Ce symbolisme de la couleur a des effets matériels concrets : aux US, on constate que le salaire moyen des personnes noires à la peau foncée est plus bas que le salaire moyen de celles à la peau claire.
Une peau claire est considérée comme un signal de valeur et de beauté : ce qui pousse en particulier des femmes, à se blanchir la peau à l’aide de produits dangereux. [Réf : Pap Ndiaye, Questions de couleur. Histoire, idéologie et pratiques du colorisme]
Voilà pourquoi la « blanchité » est et n’est pas une question de couleur. Elle ne l’est pas parce que les « blancs » ≠ les personnes à la peau claire. Elle l’est parce que la peau claire reste à la fois la condition et le symbole de l’appartenance au groupe racial dominant.
C’est aussi pour cela qu’il me semble important que nous utilisions des mots qui conservent ces charges historiques et symboliques, qui ont été, comme l’écrit Balibar, « historiquement déterminants ».
Le système raciste dans lequel nous vivons s'appuie sur une l'idéologie de la suprématie blanche. Non pas celle, biologique, d’un groupe à la peau claire ; mais celle, imaginaire, fantasmée, de ceux que nous voyons blancs de peau - quand ils ne sont que blancs de statut.

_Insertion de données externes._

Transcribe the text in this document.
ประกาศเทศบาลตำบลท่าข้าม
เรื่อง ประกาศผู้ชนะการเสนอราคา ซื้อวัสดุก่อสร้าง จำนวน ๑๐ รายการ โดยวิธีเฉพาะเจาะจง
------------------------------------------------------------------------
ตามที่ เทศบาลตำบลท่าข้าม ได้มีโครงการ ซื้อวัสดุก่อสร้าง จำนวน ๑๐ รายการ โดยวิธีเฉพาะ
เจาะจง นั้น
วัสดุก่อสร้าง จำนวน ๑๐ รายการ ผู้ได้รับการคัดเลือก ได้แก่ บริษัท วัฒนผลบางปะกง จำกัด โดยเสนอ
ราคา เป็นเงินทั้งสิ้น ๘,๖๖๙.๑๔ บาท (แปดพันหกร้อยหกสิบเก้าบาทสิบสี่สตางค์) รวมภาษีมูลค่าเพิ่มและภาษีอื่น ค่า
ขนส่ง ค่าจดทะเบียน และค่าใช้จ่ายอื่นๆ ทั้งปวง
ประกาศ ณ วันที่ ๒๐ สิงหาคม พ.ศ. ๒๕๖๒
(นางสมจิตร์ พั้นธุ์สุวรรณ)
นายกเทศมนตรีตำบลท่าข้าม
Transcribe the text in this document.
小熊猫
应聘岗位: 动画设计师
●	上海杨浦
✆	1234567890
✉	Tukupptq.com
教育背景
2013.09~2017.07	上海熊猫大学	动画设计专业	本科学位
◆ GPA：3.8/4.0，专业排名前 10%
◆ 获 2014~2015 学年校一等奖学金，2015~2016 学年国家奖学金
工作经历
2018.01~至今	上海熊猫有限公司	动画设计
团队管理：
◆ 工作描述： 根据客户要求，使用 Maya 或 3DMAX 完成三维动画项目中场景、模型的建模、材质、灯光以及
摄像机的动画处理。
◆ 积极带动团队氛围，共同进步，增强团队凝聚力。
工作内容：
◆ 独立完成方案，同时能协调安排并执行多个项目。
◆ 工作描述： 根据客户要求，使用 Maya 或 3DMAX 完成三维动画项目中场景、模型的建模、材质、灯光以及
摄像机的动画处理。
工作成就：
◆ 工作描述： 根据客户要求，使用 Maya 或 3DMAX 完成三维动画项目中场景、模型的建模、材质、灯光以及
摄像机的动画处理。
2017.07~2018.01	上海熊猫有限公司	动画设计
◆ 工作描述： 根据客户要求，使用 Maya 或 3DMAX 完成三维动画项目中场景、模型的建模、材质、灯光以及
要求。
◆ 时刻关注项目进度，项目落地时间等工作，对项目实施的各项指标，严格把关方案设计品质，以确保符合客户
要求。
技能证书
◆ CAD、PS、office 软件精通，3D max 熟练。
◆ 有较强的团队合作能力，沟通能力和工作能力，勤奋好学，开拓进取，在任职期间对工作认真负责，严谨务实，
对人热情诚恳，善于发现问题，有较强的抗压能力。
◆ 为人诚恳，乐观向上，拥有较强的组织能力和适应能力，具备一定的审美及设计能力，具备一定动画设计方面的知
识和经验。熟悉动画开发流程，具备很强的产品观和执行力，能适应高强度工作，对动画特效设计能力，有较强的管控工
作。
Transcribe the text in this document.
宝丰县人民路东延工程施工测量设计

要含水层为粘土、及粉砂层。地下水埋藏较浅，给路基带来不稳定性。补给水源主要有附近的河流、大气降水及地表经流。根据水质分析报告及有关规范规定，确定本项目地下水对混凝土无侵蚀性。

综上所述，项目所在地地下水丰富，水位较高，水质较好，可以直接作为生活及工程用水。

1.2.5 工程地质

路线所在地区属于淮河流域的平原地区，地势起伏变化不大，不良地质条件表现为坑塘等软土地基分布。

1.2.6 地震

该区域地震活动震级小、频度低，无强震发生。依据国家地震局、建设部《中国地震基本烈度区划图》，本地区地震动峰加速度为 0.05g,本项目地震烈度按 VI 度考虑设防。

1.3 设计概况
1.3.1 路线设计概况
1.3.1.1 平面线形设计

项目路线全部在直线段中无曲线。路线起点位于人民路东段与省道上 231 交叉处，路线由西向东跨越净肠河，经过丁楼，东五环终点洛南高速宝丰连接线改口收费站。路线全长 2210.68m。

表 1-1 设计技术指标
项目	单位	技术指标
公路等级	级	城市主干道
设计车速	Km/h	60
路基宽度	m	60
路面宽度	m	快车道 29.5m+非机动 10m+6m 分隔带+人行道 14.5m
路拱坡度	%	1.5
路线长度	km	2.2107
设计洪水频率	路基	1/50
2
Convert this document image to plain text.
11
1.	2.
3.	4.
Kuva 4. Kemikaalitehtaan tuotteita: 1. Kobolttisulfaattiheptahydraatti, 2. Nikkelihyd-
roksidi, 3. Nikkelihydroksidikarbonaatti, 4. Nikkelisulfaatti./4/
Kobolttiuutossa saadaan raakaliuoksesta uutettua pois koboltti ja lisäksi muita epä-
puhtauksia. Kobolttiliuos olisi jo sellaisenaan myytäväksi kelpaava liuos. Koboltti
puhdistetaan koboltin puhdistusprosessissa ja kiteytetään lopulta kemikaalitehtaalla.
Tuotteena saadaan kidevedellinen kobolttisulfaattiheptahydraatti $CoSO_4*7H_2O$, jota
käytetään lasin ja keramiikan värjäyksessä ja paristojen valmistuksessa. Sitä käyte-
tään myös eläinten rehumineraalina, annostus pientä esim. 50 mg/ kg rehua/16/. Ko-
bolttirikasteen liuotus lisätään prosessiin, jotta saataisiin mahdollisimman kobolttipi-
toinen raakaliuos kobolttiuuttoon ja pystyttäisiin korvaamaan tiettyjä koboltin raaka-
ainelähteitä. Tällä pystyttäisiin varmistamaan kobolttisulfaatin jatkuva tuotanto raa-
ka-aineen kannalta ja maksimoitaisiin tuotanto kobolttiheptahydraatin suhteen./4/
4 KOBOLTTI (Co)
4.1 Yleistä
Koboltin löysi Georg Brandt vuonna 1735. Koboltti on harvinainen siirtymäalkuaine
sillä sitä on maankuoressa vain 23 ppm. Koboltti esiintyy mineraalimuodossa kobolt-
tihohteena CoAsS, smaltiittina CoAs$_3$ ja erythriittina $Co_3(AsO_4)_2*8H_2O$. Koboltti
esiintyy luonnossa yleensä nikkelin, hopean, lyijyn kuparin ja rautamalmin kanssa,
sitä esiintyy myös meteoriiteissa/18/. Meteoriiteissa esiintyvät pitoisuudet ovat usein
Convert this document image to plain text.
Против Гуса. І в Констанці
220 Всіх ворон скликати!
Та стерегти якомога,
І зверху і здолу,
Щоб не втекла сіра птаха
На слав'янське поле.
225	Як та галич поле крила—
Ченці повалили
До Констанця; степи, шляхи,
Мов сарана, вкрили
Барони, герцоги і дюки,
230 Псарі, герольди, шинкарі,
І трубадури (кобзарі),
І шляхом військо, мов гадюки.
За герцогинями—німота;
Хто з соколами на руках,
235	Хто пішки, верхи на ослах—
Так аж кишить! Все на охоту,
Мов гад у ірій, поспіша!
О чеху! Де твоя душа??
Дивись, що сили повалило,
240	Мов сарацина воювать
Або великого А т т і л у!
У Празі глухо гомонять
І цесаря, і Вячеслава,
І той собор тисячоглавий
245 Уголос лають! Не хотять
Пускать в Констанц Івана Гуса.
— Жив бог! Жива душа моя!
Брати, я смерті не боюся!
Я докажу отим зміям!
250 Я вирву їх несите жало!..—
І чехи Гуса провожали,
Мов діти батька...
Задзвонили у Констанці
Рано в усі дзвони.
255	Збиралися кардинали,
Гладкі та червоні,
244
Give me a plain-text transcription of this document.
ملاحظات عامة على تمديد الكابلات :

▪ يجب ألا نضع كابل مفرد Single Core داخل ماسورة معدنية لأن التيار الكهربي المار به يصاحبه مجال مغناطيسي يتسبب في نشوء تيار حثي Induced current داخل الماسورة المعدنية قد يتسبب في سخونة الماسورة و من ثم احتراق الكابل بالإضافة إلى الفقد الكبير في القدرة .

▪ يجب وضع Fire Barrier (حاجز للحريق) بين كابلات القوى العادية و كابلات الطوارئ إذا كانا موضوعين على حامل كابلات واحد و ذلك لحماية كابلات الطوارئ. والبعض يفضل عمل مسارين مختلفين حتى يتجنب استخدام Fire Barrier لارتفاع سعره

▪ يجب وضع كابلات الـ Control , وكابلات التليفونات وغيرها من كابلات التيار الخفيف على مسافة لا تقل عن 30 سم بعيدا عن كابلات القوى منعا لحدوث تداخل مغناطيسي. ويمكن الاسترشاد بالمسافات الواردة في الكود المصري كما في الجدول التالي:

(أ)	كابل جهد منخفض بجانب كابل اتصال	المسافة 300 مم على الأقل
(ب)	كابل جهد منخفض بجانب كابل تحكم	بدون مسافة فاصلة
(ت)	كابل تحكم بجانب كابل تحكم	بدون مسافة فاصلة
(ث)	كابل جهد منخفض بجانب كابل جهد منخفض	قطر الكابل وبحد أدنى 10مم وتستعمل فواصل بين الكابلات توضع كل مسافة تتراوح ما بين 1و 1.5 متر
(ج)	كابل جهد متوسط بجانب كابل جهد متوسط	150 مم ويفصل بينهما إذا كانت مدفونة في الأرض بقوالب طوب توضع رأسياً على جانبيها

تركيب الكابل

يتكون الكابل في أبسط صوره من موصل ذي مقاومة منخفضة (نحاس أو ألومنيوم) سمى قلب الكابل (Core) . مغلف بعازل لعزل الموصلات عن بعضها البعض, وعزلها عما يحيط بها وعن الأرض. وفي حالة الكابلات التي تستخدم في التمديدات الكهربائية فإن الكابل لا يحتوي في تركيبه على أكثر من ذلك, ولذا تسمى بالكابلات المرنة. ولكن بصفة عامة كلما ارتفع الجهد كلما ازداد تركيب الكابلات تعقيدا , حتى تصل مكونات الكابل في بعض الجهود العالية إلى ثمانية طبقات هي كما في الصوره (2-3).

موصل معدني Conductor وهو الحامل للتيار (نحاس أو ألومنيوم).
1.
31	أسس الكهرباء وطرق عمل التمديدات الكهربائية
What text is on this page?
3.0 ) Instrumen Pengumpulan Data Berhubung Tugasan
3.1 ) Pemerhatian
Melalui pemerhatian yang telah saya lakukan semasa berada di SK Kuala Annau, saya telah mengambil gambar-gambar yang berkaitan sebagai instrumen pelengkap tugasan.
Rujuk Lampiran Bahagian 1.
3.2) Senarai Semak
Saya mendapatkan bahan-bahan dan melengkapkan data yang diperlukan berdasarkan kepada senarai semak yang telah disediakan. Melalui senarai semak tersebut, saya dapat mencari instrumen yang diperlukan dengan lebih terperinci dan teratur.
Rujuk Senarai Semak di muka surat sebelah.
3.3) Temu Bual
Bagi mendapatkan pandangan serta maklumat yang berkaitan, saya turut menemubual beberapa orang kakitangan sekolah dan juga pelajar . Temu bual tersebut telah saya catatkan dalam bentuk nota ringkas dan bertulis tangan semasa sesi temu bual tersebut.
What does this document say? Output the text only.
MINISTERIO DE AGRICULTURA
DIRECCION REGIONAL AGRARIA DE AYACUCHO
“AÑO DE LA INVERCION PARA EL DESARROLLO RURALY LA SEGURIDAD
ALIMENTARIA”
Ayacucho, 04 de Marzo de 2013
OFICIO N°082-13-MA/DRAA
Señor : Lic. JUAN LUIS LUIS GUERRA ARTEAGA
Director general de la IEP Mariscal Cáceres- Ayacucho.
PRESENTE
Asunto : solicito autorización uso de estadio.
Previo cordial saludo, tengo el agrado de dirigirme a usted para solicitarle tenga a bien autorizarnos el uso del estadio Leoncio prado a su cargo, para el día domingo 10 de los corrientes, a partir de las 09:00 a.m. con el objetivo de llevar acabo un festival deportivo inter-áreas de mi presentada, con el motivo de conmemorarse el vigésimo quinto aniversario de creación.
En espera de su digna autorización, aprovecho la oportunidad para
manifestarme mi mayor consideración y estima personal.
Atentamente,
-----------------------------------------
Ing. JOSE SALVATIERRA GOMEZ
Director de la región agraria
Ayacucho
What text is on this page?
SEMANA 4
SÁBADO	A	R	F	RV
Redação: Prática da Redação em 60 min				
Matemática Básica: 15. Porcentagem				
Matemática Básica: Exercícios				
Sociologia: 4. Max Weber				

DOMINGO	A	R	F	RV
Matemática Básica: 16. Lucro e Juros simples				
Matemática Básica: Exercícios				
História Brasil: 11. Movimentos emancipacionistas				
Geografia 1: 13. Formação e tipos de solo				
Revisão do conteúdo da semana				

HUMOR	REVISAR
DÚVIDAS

[Les deux premières références sont tirées de l'ouvrage collectif De quelle couleur sont les Blancs ?, dirigés par Sylvie Laurent et Thierry Leclère, utile pour comprendre les différentes dimensions de la notion.]
[La troisième de l'ouvrage collectif De la question sociale à la question raciale ?, dirigé par les frères Fassin, essentiel pour faire un point sur les enjeux théoriques et politiques du traitement scientifique des questions raciales.]